- Directed by: Soi Cheang
- Written by: Szeto Kam-Yuen Matt Chow Melvin Li
- Produced by: Sam Leong Shin Yoneyama
- Starring: Edison Chen Sam Lee Cheung Siu-fai Wayne Lai Lam Suet
- Cinematography: Edmund Fung
- Edited by: Angie Lam
- Music by: Ben Cheung Chung Chi-wing
- Production companies: Art Port Same Way Production
- Release date: 17 August 2006;
- Country: Hong Kong
- Languages: Cantonese Khmer

= Dog Bite Dog =

2006 Hong Kong film by Soi Cheang

 Dog Bite Dog (狗咬狗) is a 2006 Hong Kong action crime thriller film directed by Soi Cheang and starring Edison Chen as a brutal Cambodian assassin, desperately trying to evade the police, led by Sam Lee, after completing an assignment in Hong Kong. The film was released in Hong Kong cinemas on 17 August 2006.

==Plot==
A young Cambodian man who has been trained to fight for money in his country is hired to kill someone in Hong Kong. He performs the hit and then flees from Hong Kong police, who are wrestling with internal problems of a model cop and his son, who is also on the force and who was told by his dad not to become a police officer. The father goes into a coma after being shot, and internal affairs suspects him of dealing drugs on the side.

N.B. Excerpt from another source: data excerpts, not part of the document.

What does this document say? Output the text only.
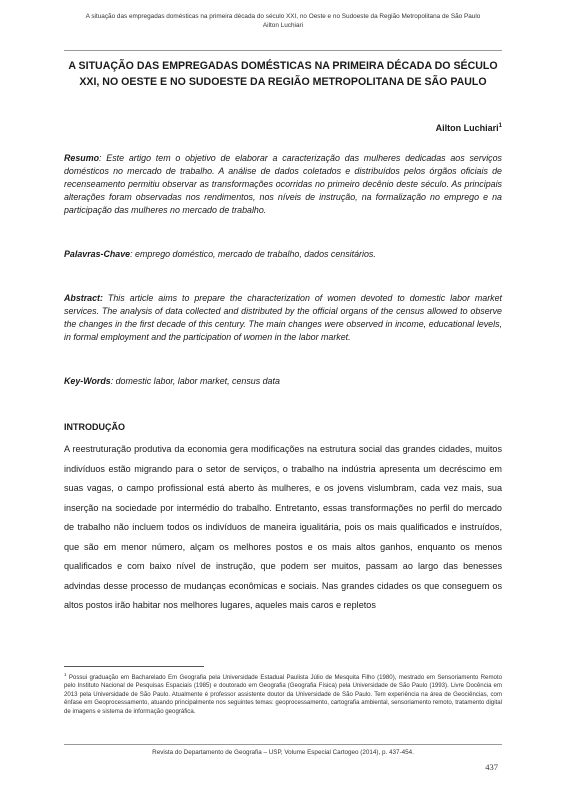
A situação das empregadas domésticas na primeira década do século XXI, no Oeste e no Sudoeste da Região Metropolitana de São Paulo
Ailton Luchiari
A SITUAÇÃO DAS EMPREGADAS DOMÉSTICAS NA PRIMEIRA DÉCADA DO SÉCULO XXI, NO OESTE E NO SUDOESTE DA REGIÃO METROPOLITANA DE SÃO PAULO
Ailton Luchiari$^1$
Resumo: Este artigo tem o objetivo de elaborar a caracterização das mulheres dedicadas aos serviços domésticos no mercado de trabalho. A análise de dados coletados e distribuídos pelos órgãos oficiais de recenseamento permitiu observar as transformações ocorridas no primeiro decênio deste século. As principais alterações foram observadas nos rendimentos, nos níveis de instrução, na formalização no emprego e na participação das mulheres no mercado de trabalho.
Palavras-Chave: emprego doméstico, mercado de trabalho, dados censitários.
Abstract: This article aims to prepare the characterization of women devoted to domestic labor market services. The analysis of data collected and distributed by the official organs of the census allowed to observe the changes in the first decade of this century. The main changes were observed in income, educational levels, in formal employment and the participation of women in the labor market.
Key-Words: domestic labor, labor market, census data
INTRODUÇÃO
A reestruturação produtiva da economia gera modificações na estrutura social das grandes cidades, muitos indivíduos estão migrando para o setor de serviços, o trabalho na indústria apresenta um decréscimo em suas vagas, o campo profissional está aberto às mulheres, e os jovens vislumbram, cada vez mais, sua inserção na sociedade por intermédio do trabalho. Entretanto, essas transformações no perfil do mercado de trabalho não incluem todos os indivíduos de maneira igualitária, pois os mais qualificados e instruídos, que são em menor número, alçam os melhores postos e os mais altos ganhos, enquanto os menos qualificados e com baixo nível de instrução, que podem ser muitos, passam ao largo das benesses advindas desse processo de mudanças econômicas e sociais. Nas grandes cidades os que conseguem os altos postos irão habitar nos melhores lugares, aqueles mais caros e repletos
$^1$ Possui graduação em Bacharelado Em Geografia pela Universidade Estadual Paulista Júlio de Mesquita Filho (1980), mestrado em Sensoriamento Remoto pelo Instituto Nacional de Pesquisas Espaciais (1985) e doutorado em Geografia (Geografia Física) pela Universidade de São Paulo (1993). Livre Docência em 2013 pela Universidade de São Paulo. Atualmente é professor assistente doutor da Universidade de São Paulo. Tem experiência na área de Geociências, com ênfase em Geoprocessamento, atuando principalmente nos seguintes temas: geoprocessamento, cartografia ambiental, sensoriamento remoto, tratamento digital de imagens e sistema de informação geográfica.
Revista do Departamento de Geografia – USP, Volume Especial Cartogeo (2014), p. 437-454.
437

The assassin then befriends a young girl who is raped and abused by her father. They both plan to get back on a ship to Cambodia but have to get past Hong Kong police, who do everything they can to catch him.

==Reception==
G4s Asian Underground named Dog Bite Dog a bitter sweet action drama that touched on many emotional levels, but it is not for everyone.

===Festivals===
The film played later that year at the Tokyo International Film Festival. In 2007, the film played at the Deauville Asian Film Festival, the Amsterdam Fantastic Film Festival, the New York Asian Film Festival, the Fantasy Film Fest (Germany) and the Fantasia Festival in Montreal.

===Distribution===
North American rights to the film were purchased by The Weinstein Company for its Dragon Dynasty DVD line, which released the film on DVD on 23 October 2007.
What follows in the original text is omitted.